HDDM is an open-source software package written in Python which allows (i) the flexible construction of hierarchical Bayesian drift diffusion models and (ii) the estimation of its posterior parameter distributions via PyMC ([PHF10]). User-defined models can be created via a simple python script or be used interactively via, for example, IPython interpreter shell (:cite:PER-GRA2007). All run-time critical functions are coded in Cython ([BBC+11]) and compiled natively for speed which allows estimation of complex models in minutes. HDDM includes many commonly used statistics and plotting functionality generally used to assess model fit. The code is released under the permissive BSD 3-clause license, test-covered to assure correct behavior and well documented. Finally, HDDM allows flexible estimation of trial-by-trial regressions where an external measurement (e.g. brain activity as measured by fMRI) is correlated with one or more decision making parameters.
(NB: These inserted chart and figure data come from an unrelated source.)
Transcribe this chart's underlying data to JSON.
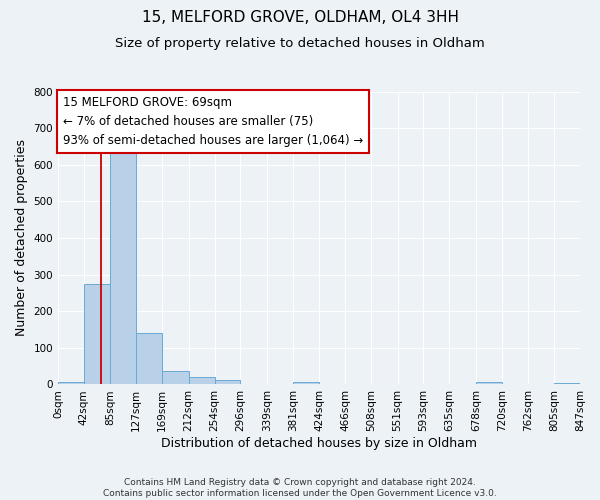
{
  "title": "15, MELFORD GROVE, OLDHAM, OL4 3HH",
  "subtitle": "Size of property relative to detached houses in Oldham",
  "xlabel": "Distribution of detached houses by size in Oldham",
  "ylabel": "Number of detached properties",
  "footer_lines": [
    "Contains HM Land Registry data © Crown copyright and database right 2024.",
    "Contains public sector information licensed under the Open Government Licence v3.0."
  ],
  "bin_edges": [
    0,
    42,
    85,
    127,
    169,
    212,
    254,
    296,
    339,
    381,
    424,
    466,
    508,
    551,
    593,
    635,
    678,
    720,
    762,
    805,
    847
  ],
  "bin_counts": [
    7,
    275,
    640,
    140,
    37,
    20,
    13,
    0,
    0,
    7,
    0,
    0,
    0,
    0,
    0,
    0,
    6,
    0,
    0,
    5
  ],
  "bar_color": "#b8d0e8",
  "bar_edge_color": "#6aaad4",
  "vline_color": "#cc0000",
  "vline_x": 69,
  "annotation_line1": "15 MELFORD GROVE: 69sqm",
  "annotation_line2": "← 7% of detached houses are smaller (75)",
  "annotation_line3": "93% of semi-detached houses are larger (1,064) →",
  "annotation_box_facecolor": "#ffffff",
  "annotation_box_edgecolor": "#cc0000",
  "ylim": [
    0,
    800
  ],
  "yticks": [
    0,
    100,
    200,
    300,
    400,
    500,
    600,
    700,
    800
  ],
  "bg_color": "#edf2f7",
  "grid_color": "#ffffff",
  "title_fontsize": 11,
  "subtitle_fontsize": 9.5,
  "axis_label_fontsize": 9,
  "tick_fontsize": 7.5,
  "annotation_fontsize": 8.5,
  "footer_fontsize": 6.5
}
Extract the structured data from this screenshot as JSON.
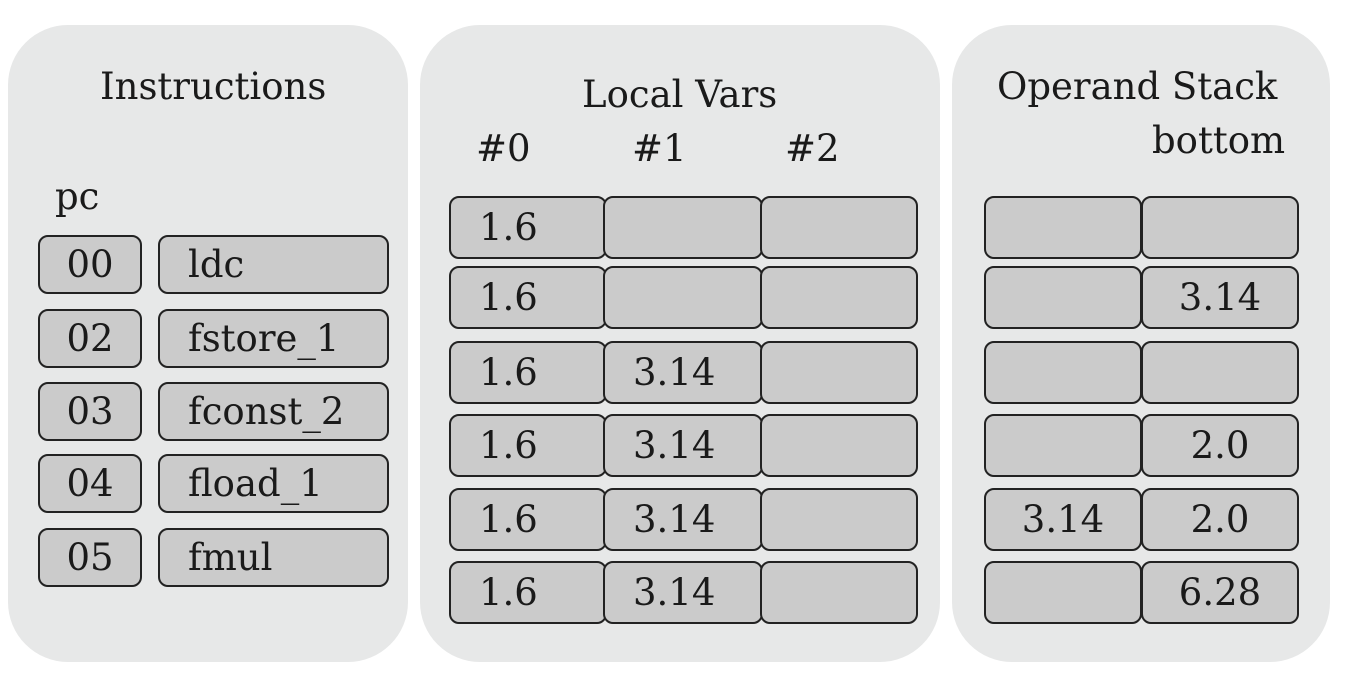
{
  "instructions": {
    "title": "Instructions",
    "pc_label": "pc",
    "rows": [
      {
        "pc": "00",
        "op": "ldc"
      },
      {
        "pc": "02",
        "op": "fstore_1"
      },
      {
        "pc": "03",
        "op": "fconst_2"
      },
      {
        "pc": "04",
        "op": "fload_1"
      },
      {
        "pc": "05",
        "op": "fmul"
      }
    ]
  },
  "local_vars": {
    "title": "Local Vars",
    "headers": [
      "#0",
      "#1",
      "#2"
    ],
    "rows": [
      [
        "1.6",
        "",
        ""
      ],
      [
        "1.6",
        "",
        ""
      ],
      [
        "1.6",
        "3.14",
        ""
      ],
      [
        "1.6",
        "3.14",
        ""
      ],
      [
        "1.6",
        "3.14",
        ""
      ],
      [
        "1.6",
        "3.14",
        ""
      ]
    ]
  },
  "operand_stack": {
    "title": "Operand Stack",
    "bottom_label": "bottom",
    "rows": [
      [
        "",
        ""
      ],
      [
        "",
        "3.14"
      ],
      [
        "",
        ""
      ],
      [
        "",
        "2.0"
      ],
      [
        "3.14",
        "2.0"
      ],
      [
        "",
        "6.28"
      ]
    ]
  }
}
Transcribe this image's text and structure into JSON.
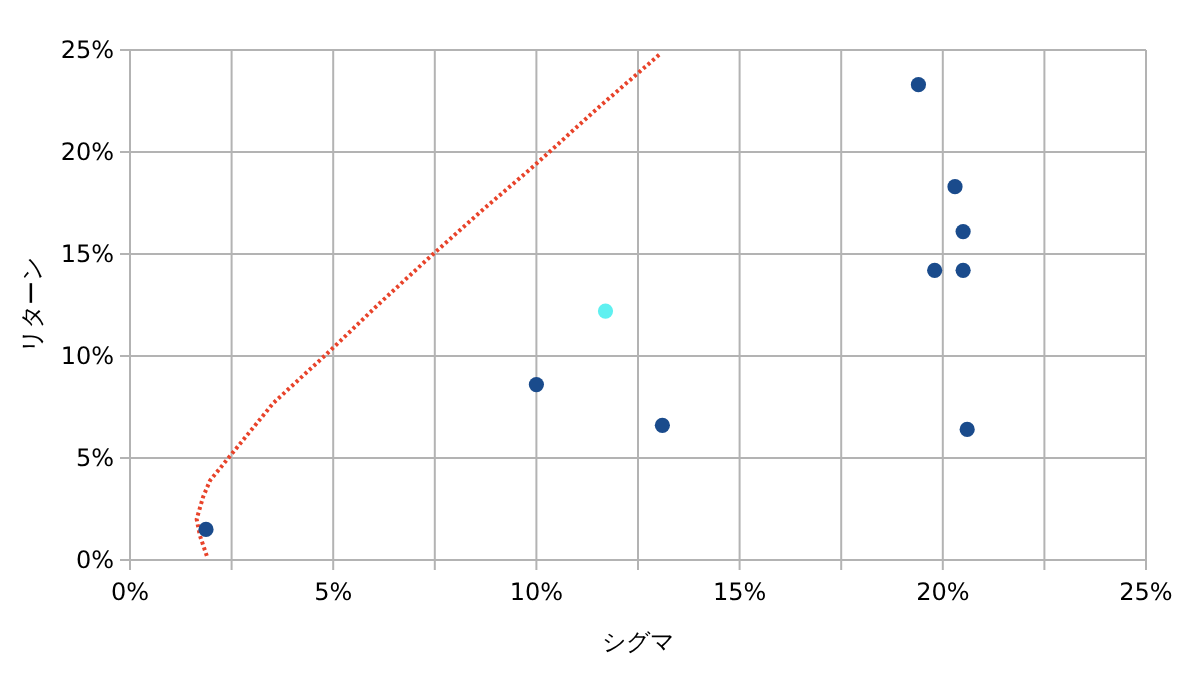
{
  "chart_data": {
    "type": "scatter",
    "xlabel": "シグマ",
    "ylabel": "リターン",
    "grid": true,
    "xlim": [
      0,
      25
    ],
    "ylim": [
      0,
      25
    ],
    "xticks": [
      {
        "value": 0,
        "label": "0%"
      },
      {
        "value": 2.5,
        "label": null
      },
      {
        "value": 5,
        "label": "5%"
      },
      {
        "value": 7.5,
        "label": null
      },
      {
        "value": 10,
        "label": "10%"
      },
      {
        "value": 12.5,
        "label": null
      },
      {
        "value": 15,
        "label": "15%"
      },
      {
        "value": 17.5,
        "label": null
      },
      {
        "value": 20,
        "label": "20%"
      },
      {
        "value": 22.5,
        "label": null
      },
      {
        "value": 25,
        "label": "25%"
      }
    ],
    "yticks": [
      {
        "value": 0,
        "label": "0%"
      },
      {
        "value": 5,
        "label": "5%"
      },
      {
        "value": 10,
        "label": "10%"
      },
      {
        "value": 15,
        "label": "15%"
      },
      {
        "value": 20,
        "label": "20%"
      },
      {
        "value": 25,
        "label": "25%"
      }
    ],
    "series": [
      {
        "type": "line",
        "color": "#e8432a",
        "line_style": "dotted",
        "marker": "none",
        "x": [
          1.89,
          1.72,
          1.64,
          1.8,
          1.97,
          2.38,
          3.53,
          4.84,
          6.15,
          7.46,
          8.7,
          9.93,
          11.48,
          13.04
        ],
        "values": [
          0.2,
          1.2,
          2.0,
          3.1,
          3.9,
          4.9,
          7.7,
          10.1,
          12.6,
          15.0,
          17.2,
          19.3,
          22.1,
          24.8
        ]
      },
      {
        "color": "#1a4b8c",
        "marker": "circle",
        "x": [
          1.87,
          10.0,
          13.1,
          19.4,
          20.3,
          20.5,
          19.8,
          20.5,
          20.6
        ],
        "values": [
          1.5,
          8.6,
          6.6,
          23.3,
          18.3,
          16.1,
          14.2,
          14.2,
          6.4
        ]
      },
      {
        "color": "#5ff0f0",
        "marker": "circle",
        "x": [
          11.7
        ],
        "values": [
          12.2
        ]
      }
    ]
  }
}
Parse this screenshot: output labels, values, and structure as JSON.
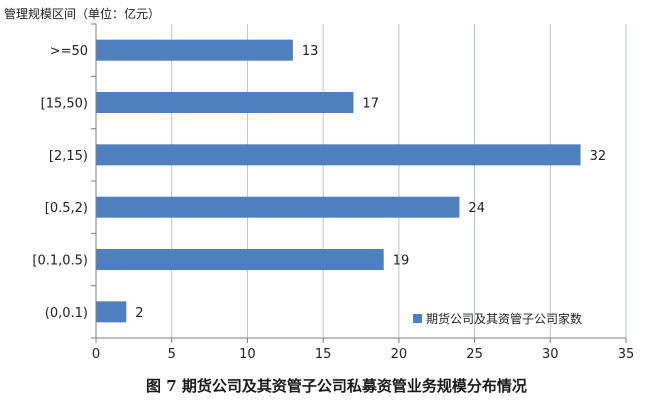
{
  "chart_data": {
    "type": "bar",
    "orientation": "horizontal",
    "categories": [
      "(0,0.1)",
      "[0.1,0.5)",
      "[0.5,2)",
      "[2,15)",
      "[15,50)",
      ">=50"
    ],
    "series": [
      {
        "name": "期货公司及其资管子公司家数",
        "values": [
          2,
          19,
          24,
          32,
          17,
          13
        ]
      }
    ],
    "ylabel": "管理规模区间（单位：亿元）",
    "xlabel": "",
    "xlim": [
      0,
      35
    ],
    "xticks": [
      0,
      5,
      10,
      15,
      20,
      25,
      30,
      35
    ],
    "grid": true,
    "legend_position": "bottom-right",
    "bar_color": "#4f7fbd",
    "grid_color": "#b9c3d6"
  },
  "caption": "图 7   期货公司及其资管子公司私募资管业务规模分布情况"
}
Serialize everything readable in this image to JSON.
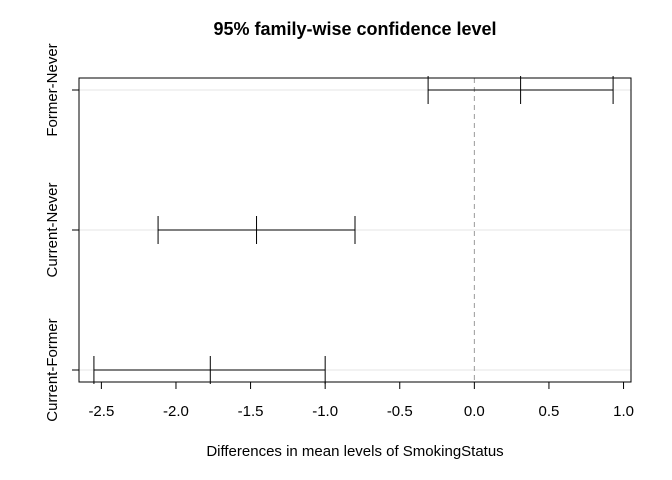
{
  "chart_data": {
    "type": "interval",
    "title": "95% family-wise confidence level",
    "xlabel": "Differences in mean levels of SmokingStatus",
    "ylabel": "",
    "xlim": [
      -2.65,
      1.05
    ],
    "xticks": [
      -2.5,
      -2.0,
      -1.5,
      -1.0,
      -0.5,
      0.0,
      0.5,
      1.0
    ],
    "xtick_labels": [
      "-2.5",
      "-2.0",
      "-1.5",
      "-1.0",
      "-0.5",
      "0.0",
      "0.5",
      "1.0"
    ],
    "reference_line": 0.0,
    "grid": "horizontal light gray at each comparison",
    "comparisons": [
      {
        "label": "Former-Never",
        "lwr": -0.31,
        "diff": 0.31,
        "upr": 0.93
      },
      {
        "label": "Current-Never",
        "lwr": -2.12,
        "diff": -1.46,
        "upr": -0.8
      },
      {
        "label": "Current-Former",
        "lwr": -2.55,
        "diff": -1.77,
        "upr": -1.0
      }
    ]
  },
  "colors": {
    "line": "#000000",
    "grid": "#e6e6e6",
    "reference": "#999999"
  }
}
With HDDM we aim to provide a user-friendly but powerful tool that can be used by experimentalists to construct and fit complex, user-specified models using state-of-the-art estimation methods to test their hypotheses. The purpose of this report is to introduce the toolbox and provide a tutorial for how to employ it; subsequent reports will quantitatively characterize its success in recovering model parameters and advantages relative to non-hierarchical or non-Bayesian methods as a function of the number of subjects and trials (:cite: SoferWieckiFrank).